Le défi magique. Spiritisme, satanisme, occultisme dans les sociétés contemporaines.

6-8 avril 1992

 Qu’est-ce que l’Occultisme

 

Topique ce thème à la BML [Bibliothèque de Lyon] ; topique qu'il incombe à l'inventeur des archives ici même conservées de Papus et de Bricaud, leur historien, mais aussi l'un des héritiers directs de cette avant-dernière synthèse de l'occultisme occidental. Topique à contre-sens, le bon, que l'intervenant oriental doive, ès qualités et convictions, redéfinir « le défi magique » d'hier qui s'est aggravé aujourd'hui.

Ce Paris-là, autour de Papus, avec Sédir et Guaita, Barlet, la Société théosophique, des abbés initiés et le patriarche Synésius, dans la mouvance d'Eliphas Lévi, de Saint-Yves d'Alveydre, de Doinel et de M. Philippe ; ce Lyon-là, dans le souvenir latent de Jean-Baptiste Willermoz, disciple de Martines, et de Cagliostro, voire des ennemis de saint Irénée, fier d'Allan Kardec et embarrassé par Boullan, lieu de M. Philippe, où Jean Bricaud fonde le flambeau parisien dans l'inextinguible lumignon lyonnais; à ce Paris et à ce Lyon manque la Méditerranée. La Méditerranée extérieure, condition de la parfaite mare nostrum intérieure et point latine.

Au cœur des anecdotes et des événements, au-delà d'une psycho-sociologie des villes occultes qui confirmerait par la variété accidentelle des rameaux la force et la communauté de la racine, place à l'esprit: sur le présent exemple privilégié, ni plus ni moins, mais autant chroniquement que topiquement, quel est le désir, et ce besoin qui le trahit (dans la double acception) ?

Le désir est fondamental, unique, pourvu qu'on remonte et qu'on creuse: de la déification de l'homme et de la transfiguration de la nature, en symbiose et en sympathie générales.

Sociétés d'initiation, sciences secrètes et petite Église nommée gnostique, tout y est, mais en morceaux ou raté, voire dérisoire: besoin angoissant, parfois affolant, de l'esprit et de la vérité. La synthèse de l'occultisme ne s'accomplit qu'en parfaite théosophie. La rime du besoin appelle l'Église, la raison, éclairant le désir, décide laquelle, et qui défaut en l'espèce.
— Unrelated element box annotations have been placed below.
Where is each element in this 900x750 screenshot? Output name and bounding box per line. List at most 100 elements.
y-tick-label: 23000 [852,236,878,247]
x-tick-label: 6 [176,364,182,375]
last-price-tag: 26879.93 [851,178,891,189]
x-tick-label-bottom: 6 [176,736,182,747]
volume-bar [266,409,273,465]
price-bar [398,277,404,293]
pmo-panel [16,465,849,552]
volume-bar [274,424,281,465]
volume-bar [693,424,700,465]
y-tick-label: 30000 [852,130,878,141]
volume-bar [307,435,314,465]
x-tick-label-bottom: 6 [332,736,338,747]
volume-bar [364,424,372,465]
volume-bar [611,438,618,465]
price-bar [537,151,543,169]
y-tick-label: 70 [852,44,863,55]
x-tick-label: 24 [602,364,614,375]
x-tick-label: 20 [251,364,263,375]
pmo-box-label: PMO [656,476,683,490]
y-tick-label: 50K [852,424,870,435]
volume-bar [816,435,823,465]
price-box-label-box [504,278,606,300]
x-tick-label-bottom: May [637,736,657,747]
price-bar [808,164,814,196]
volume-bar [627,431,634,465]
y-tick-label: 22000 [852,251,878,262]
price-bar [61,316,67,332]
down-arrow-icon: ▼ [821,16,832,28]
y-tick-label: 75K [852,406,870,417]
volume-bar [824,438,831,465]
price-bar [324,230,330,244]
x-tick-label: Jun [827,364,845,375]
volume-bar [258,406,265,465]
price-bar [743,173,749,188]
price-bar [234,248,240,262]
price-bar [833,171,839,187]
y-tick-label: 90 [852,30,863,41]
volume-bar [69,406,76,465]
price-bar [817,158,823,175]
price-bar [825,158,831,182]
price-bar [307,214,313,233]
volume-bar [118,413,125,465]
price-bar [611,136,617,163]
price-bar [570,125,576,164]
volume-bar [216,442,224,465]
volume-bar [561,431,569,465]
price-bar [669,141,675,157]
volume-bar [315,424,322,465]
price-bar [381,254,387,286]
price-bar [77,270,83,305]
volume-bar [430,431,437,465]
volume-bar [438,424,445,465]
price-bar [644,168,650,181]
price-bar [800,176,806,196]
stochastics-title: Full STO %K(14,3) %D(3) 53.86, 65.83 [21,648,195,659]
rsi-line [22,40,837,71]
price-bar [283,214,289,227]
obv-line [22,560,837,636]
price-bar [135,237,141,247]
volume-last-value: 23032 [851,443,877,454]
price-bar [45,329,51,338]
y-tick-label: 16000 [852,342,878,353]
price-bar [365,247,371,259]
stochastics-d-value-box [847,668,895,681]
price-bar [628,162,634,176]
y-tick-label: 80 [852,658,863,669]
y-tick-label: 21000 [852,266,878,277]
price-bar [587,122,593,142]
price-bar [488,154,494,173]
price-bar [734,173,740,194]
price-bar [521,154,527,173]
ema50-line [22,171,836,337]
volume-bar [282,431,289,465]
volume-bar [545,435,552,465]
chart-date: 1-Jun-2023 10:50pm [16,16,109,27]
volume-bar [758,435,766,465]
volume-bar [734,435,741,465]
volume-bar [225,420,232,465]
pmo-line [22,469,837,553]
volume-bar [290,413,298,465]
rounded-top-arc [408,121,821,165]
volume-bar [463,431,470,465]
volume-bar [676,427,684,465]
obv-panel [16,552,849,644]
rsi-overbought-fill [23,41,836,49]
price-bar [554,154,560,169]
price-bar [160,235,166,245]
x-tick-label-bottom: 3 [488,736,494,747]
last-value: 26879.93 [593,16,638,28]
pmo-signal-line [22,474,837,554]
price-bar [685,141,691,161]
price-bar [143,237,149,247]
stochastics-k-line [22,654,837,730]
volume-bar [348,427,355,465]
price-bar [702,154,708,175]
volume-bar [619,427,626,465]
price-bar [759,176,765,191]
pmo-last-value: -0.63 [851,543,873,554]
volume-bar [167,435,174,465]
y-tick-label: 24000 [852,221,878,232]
Outre le satanisme qui n'est qu'un occultisme inverti et le spiritisme, au statut ambigu, l'occultisme lance un défi qu'il serait maladroit ou astucieux de qualifier magique. C'est l'Église romaine qui est mise par l'occultisme, et en mode théologique, au défi de se convertir et de réactiver l'alliance de la sagesse reçue - divine énergie - avec la sagesse acquise par l' effort synergétique de l'homme. Retrouvez l'Église et sauvez du scientisme une science accouplée à une Église en rupture de ban dans le féodalisme. L'occultisme, dès lors, va se retrouver chez lui et y tenir son rôle auxiliaire (ascèse, politique, démonologie, eschatologie, et alia de cosmosophie et d`anthroposophie).

Défi, en revanche, dit à bon droit magique, celui du Nouvel Age. Défi aux confessions occidentales religieuses et laïques, mais aussi à l'occultisme qu'il abâtardit, tout en accentuant, jusqu’à la caricature et dans l'amalgame, la déviance du mysticisme et de la technique d'Occident. Le satanisme et le spiritisme, loin de s'identifier avec l'occultisme, mais souvent infiltrés dans le Nouvel Age, défient eux-mêmes cet occultisme dont seule la nostalgie entache la pureté, et ils prêtent un appui empoisonné à son propre défi au monde cassé.

L'occultisme n'est pas une nouvelle religion. Il n'est pas une religion, mais sa philosophie de nature requiert une religion. Encore s'agit-il d'une religion capable des moyens que l'occultisme conforme au désir dont cette religion détiendra la clef. Une religion qui ne parait nouvelle, ici et maintenant, qu'en raison du schisme et de l'oubli. Mais elle est seule fidèle à la Révélation-Tradition, où les traditions convergent, tendent au moins, vouées à étayer, comme elles peuvent l'être ou l'avoir été à pallier.

Vaines sont les querelles sur l'ésotérisme chrétien aux siècles modernes. Vaine la distinction, ou l'opposition ésotérisme et occultisme : elle procède d'une théologie erronée que la théosophie appelée par l'occultisme périme. Il y eut, à la Belle Epoque, notamment à Paris et à Lyon, un occultisme chrétien d'intention. Tout son propos, fût-il énigmatique, consiste à nous désigner, avant de la servir, la vraie religion, le christianisme ésotérique, l'Église visible qui conserve, cultive et dispense la gnose au nom vérace.